A leading UK security specialist is making a fleeting visit to New Zealand to speak at the 80th anniversary commemorations of the Gallagher Group in Waikato. Admiral the Right Honourable Alan West, Lord West of Spithead is a former UK security minister after starting his career in the Royal Navy. He talks to Wallace about Kiwi security technology, the biggest security threat facing us today, his ship the HMS Ardent being sunk in the Falklands War - and the rumour he had an affair with Frida from ABBA.

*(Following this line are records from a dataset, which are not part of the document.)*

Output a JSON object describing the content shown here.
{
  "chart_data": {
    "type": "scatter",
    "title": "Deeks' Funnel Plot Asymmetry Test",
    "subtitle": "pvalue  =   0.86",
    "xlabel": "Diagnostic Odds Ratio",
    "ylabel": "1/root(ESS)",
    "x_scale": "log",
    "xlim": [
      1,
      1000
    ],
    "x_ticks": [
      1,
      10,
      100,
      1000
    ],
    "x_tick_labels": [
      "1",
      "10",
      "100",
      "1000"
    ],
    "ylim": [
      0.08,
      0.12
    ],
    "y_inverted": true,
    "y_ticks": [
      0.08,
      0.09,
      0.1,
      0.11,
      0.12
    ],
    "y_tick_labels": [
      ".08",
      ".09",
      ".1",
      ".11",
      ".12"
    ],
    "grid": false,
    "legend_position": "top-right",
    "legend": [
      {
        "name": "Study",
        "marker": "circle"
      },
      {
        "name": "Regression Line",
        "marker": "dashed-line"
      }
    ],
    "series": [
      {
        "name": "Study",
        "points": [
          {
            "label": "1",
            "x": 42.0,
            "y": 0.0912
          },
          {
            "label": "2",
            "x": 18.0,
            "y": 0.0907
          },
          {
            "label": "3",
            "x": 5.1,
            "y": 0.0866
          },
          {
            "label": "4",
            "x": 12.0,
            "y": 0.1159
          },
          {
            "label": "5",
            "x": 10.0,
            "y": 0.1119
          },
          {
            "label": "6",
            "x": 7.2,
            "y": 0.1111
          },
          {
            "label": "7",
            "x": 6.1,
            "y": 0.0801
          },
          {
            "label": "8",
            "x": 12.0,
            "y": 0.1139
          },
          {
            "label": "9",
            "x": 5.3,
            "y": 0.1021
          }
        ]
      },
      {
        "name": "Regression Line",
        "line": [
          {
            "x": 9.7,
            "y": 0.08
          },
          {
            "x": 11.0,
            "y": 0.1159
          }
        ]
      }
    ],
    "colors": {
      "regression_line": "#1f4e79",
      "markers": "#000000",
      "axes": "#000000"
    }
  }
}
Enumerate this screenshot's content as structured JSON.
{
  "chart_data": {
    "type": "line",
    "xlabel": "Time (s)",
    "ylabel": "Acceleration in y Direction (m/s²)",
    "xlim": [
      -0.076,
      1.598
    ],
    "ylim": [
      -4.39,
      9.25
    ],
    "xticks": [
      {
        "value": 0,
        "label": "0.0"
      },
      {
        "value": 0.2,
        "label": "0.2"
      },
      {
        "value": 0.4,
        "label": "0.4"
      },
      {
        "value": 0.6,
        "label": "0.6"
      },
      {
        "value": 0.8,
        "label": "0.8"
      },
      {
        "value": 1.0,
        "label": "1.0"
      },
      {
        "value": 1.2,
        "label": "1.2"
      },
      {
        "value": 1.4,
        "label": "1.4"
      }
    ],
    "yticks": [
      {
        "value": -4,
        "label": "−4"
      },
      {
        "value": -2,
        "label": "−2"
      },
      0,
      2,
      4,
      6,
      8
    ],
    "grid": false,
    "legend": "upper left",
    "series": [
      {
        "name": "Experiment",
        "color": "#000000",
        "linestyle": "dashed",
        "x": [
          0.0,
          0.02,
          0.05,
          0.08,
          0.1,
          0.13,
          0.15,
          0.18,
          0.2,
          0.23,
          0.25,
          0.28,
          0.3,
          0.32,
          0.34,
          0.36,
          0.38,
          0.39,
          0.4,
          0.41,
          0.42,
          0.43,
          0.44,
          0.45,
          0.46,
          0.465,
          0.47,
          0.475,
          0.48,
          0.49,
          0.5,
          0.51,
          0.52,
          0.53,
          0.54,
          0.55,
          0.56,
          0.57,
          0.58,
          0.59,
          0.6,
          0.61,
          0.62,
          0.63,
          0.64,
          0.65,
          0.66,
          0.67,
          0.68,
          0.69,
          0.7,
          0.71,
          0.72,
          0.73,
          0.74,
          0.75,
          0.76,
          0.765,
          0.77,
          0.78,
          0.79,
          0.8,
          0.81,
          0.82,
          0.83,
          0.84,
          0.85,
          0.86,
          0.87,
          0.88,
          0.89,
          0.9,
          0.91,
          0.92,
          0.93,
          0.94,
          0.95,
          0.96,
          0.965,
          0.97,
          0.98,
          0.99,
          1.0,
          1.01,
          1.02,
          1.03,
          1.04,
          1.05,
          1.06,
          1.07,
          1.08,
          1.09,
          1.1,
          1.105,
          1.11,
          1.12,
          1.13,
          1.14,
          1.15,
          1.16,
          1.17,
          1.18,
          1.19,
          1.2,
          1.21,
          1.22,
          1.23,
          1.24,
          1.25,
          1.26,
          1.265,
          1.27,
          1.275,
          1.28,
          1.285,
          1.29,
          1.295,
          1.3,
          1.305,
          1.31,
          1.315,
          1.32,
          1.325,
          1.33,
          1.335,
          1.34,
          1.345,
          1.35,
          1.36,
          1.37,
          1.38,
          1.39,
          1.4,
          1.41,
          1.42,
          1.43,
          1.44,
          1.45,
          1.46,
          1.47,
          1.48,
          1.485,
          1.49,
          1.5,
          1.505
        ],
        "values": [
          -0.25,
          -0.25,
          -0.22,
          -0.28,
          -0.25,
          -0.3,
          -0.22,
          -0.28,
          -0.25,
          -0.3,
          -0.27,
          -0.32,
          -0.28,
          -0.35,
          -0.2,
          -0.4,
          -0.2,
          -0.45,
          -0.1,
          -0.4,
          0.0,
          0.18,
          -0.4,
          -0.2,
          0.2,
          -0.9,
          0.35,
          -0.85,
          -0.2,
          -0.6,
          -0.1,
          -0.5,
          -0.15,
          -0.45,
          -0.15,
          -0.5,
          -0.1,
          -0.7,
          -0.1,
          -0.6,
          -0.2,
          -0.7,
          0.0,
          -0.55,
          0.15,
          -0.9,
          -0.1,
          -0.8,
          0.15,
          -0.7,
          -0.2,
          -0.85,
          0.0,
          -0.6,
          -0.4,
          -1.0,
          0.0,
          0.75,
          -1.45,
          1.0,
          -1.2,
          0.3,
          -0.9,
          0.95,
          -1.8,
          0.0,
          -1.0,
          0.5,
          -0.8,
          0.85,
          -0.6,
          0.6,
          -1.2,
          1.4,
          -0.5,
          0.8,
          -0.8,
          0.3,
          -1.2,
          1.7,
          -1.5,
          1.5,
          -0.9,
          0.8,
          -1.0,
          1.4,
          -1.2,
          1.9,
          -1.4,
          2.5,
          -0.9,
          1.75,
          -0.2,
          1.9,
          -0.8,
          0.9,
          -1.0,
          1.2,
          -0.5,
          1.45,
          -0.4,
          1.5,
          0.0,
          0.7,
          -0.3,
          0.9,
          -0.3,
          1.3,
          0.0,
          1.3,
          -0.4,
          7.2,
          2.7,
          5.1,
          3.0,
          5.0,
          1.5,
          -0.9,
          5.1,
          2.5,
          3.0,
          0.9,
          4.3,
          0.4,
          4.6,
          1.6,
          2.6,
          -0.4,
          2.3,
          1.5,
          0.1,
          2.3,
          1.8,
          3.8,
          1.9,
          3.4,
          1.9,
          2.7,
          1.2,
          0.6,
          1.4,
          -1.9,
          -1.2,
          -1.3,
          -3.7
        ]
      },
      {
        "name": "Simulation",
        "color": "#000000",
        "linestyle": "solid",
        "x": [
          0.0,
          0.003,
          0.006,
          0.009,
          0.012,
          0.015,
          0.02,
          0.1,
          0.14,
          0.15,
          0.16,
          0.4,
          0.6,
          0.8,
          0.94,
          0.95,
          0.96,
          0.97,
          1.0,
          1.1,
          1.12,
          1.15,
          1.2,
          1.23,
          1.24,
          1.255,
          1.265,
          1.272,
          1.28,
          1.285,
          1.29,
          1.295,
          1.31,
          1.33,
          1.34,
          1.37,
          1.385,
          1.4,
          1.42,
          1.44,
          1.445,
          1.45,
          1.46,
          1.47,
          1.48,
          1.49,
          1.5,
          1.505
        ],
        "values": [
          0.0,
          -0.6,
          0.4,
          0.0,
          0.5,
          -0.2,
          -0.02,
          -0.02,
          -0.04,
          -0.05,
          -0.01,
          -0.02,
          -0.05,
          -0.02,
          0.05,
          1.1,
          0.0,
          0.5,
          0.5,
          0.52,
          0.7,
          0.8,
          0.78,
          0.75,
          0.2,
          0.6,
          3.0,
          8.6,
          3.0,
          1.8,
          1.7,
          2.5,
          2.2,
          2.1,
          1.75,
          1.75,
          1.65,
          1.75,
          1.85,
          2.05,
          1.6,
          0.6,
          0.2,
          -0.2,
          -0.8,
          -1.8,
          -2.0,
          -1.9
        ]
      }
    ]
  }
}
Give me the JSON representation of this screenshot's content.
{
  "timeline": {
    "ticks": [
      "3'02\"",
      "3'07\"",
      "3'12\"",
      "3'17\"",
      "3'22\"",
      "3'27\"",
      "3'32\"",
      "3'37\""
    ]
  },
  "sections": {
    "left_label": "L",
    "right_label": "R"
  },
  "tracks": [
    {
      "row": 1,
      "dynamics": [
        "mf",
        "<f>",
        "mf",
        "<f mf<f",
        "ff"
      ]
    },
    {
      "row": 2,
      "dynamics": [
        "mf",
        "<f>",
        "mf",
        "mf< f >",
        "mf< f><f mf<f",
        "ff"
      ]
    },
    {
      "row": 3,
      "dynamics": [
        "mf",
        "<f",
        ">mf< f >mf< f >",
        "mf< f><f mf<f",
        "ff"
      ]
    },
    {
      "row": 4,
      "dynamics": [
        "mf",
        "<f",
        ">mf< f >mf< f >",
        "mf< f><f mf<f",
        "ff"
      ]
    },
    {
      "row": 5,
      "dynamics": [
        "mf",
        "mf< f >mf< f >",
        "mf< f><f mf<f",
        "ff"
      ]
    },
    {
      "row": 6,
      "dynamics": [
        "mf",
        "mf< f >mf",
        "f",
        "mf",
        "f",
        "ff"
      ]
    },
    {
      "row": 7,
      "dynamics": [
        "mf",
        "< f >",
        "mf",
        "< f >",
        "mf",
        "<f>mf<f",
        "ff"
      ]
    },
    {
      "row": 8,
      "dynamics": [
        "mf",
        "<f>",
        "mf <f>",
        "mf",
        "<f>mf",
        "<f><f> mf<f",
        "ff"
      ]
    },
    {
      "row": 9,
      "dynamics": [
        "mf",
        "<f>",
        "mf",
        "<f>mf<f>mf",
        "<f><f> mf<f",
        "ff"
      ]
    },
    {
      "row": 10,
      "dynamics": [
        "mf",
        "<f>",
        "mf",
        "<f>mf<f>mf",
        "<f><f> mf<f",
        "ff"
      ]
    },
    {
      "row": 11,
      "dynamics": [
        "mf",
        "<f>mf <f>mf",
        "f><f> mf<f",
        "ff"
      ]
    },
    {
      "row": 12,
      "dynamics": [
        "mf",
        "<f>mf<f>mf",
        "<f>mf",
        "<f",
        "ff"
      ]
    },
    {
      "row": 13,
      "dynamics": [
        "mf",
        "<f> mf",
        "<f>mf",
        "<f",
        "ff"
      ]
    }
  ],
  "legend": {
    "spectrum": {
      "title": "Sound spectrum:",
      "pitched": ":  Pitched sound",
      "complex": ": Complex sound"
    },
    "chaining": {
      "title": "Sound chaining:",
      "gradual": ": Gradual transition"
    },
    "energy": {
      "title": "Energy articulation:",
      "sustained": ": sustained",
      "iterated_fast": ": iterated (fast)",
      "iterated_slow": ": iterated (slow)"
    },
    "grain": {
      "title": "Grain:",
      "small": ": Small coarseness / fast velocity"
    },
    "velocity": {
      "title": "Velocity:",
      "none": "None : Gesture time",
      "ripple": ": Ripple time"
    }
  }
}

Sir Ken Robinson is Professor Emeritus at the University of Warwick and has worked with governments all over the world to develop strategies for creativity and innovation.
His Ted Talk "Do Schools Kill Creativity" has been viewed on YouTube more than 40 million times. Sir Ken is a thought leader on creativity and innovation, in both education and business, who is here for two talks, both in Auckland, on 19 March and 20 March.
Mike Fabulous aka Lord Echo was the bassist for the Black Seeds for 15 years, before going the solo road. He’s since released a trilogy of albums, the latest is Harmonies, but will return to a group to be part of the supergroup Eru Dangerspiel, on the opening night of the Auckland Arts Festival. It includes the likes of Mara TK, Ria Hall, Riki Gooch and Anna Coddington. He talks about his preference for being alone, how he works and what he describes as his midlife crisis.